A empresa pode acabar vendendo alguns ativos, à medida que reduz sua força de trabalho para se concentrar nas principais unidades de fabricação de aviões civis e de defesa da empresa.
“Acho que é melhor fazermos menos e melhor do que fazermos mais e não fazermos bem”, disse Ortberg.
Voto crucial
O apelo às armas de Ortberg segue planos abrangentes para redução significativa anunciada no início deste mês, quando uma greve de cerca de 33 mil trabalhadores se arrastou por mais de um mês.
O ex-executivo da Rockwell Collins, que assumiu o comando da fabricante de aviões dos Estados Unidos em agosto, disse estar esperançoso de que uma nova proposta de contrato que será votada na quarta-feira pelos trabalhadores em greve seja aprovada, embora analistas digam que a ratificação não é certa.
É um dia crucial para a fabricante de aviões, que já estava lutando com as consequências de um limite imposto pelo regulador à produção de aeronaves MAX, após uma angustiante explosão no painel da porta no ar.
West disse que a meta anterior de 38 por mês da empresa para a produção de seu 737 MAX, originalmente definida para o final do ano, será adiada após a greve.
Mas mesmo que a greve termine, reiniciar a produção do 737 MAX, bem como dos aviões de fuselagem larga 767 e 777, será um novo desafio, uma vez que a cadeia de abastecimento ainda enfrenta dificuldades em alguns bolsões.

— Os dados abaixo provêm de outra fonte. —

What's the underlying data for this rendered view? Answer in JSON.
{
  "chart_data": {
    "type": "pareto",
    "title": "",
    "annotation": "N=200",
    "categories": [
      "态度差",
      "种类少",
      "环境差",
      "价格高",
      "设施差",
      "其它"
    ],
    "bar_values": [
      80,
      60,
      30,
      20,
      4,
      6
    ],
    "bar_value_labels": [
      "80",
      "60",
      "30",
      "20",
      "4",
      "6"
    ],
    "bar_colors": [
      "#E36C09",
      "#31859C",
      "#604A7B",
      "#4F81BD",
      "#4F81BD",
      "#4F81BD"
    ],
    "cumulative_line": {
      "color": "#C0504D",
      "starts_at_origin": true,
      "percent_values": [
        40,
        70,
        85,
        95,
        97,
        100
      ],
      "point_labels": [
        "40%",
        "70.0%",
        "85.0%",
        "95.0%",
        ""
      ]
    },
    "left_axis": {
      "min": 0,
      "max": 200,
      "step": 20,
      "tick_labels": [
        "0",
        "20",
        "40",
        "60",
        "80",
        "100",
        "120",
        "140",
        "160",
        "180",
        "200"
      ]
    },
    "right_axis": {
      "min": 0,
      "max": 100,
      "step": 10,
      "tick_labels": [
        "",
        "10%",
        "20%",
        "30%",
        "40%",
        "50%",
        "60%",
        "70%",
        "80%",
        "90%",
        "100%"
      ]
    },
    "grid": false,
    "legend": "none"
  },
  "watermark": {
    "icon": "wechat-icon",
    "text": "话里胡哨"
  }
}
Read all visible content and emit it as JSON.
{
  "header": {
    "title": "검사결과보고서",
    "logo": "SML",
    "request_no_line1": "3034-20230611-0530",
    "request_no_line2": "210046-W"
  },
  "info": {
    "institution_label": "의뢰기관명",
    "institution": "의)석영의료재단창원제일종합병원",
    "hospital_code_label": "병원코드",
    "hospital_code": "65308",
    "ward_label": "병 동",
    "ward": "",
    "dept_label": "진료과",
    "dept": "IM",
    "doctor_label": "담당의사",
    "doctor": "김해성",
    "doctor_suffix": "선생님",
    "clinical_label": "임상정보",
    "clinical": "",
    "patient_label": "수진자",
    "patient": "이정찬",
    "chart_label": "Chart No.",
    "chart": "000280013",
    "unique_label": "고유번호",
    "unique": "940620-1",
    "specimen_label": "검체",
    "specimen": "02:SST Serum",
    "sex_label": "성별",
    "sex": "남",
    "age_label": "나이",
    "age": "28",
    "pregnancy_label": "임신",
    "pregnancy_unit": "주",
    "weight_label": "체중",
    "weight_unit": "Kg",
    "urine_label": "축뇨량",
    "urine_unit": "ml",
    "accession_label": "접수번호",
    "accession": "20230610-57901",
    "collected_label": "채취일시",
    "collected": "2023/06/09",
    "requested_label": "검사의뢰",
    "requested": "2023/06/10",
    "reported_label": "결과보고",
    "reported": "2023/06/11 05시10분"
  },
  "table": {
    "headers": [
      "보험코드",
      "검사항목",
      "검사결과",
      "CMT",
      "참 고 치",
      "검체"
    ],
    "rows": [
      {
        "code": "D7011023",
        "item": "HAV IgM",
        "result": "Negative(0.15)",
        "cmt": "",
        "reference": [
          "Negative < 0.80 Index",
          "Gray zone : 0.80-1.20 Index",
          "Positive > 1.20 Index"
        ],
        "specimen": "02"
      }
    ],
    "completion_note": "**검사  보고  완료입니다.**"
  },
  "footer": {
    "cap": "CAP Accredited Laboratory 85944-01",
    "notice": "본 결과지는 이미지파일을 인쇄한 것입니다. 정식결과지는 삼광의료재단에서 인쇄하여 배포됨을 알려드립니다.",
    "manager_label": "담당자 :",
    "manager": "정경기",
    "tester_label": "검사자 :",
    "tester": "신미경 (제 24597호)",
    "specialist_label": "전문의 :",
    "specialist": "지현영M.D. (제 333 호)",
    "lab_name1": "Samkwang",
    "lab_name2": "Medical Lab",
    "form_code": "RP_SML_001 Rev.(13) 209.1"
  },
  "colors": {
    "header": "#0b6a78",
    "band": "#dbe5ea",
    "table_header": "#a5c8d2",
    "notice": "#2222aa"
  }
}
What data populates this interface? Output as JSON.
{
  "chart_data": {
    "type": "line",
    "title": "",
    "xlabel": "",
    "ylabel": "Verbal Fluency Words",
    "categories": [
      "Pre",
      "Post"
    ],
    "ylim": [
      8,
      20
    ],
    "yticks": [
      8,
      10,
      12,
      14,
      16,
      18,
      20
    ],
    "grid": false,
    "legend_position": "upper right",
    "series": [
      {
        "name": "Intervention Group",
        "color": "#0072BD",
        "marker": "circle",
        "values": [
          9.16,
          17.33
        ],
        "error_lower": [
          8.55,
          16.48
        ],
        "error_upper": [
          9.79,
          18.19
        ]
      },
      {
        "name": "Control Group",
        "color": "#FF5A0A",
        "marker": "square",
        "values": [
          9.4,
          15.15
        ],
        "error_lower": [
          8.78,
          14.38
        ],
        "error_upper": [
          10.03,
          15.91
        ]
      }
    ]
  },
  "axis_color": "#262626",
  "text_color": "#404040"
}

A Boeing também terá que convencer fornecedores que anunciaram licenças e adiou investimentos nas últimas semanas para agora reverter o curso e apoiar os seus planos de produção.
“É muito mais difícil ligar isto do que desligá-lo”, disse Ortberg, referindo-se às suas fábricas e à cadeia de abastecimento.
“Vemos os comentários (de Kelly) como encorajadores, já que a Boeing tem sido historicamente avessa a reconhecer que tem problemas, e muito menos a resolvê-los”, disse Robert Stallard, analista da Vertical Research Partners.
A Boeing relatou na quarta-feira uma queima de caixa trimestral de US$ 1,96 bilhão, em comparação com uma queima de caixa de US$ 310 milhões no ano anterior.
A receita trimestral caiu 1 por cento, para US$ 17,84 bilhões.
Enquanto isso, o crescimento da receita no negócio de pós-venda da empresa, Boeing Global Services, desacelerou para 2% no trimestre encerrado em setembro, em comparação com o crescimento de 9% no ano passado e 7% no primeiro trimestre deste ano.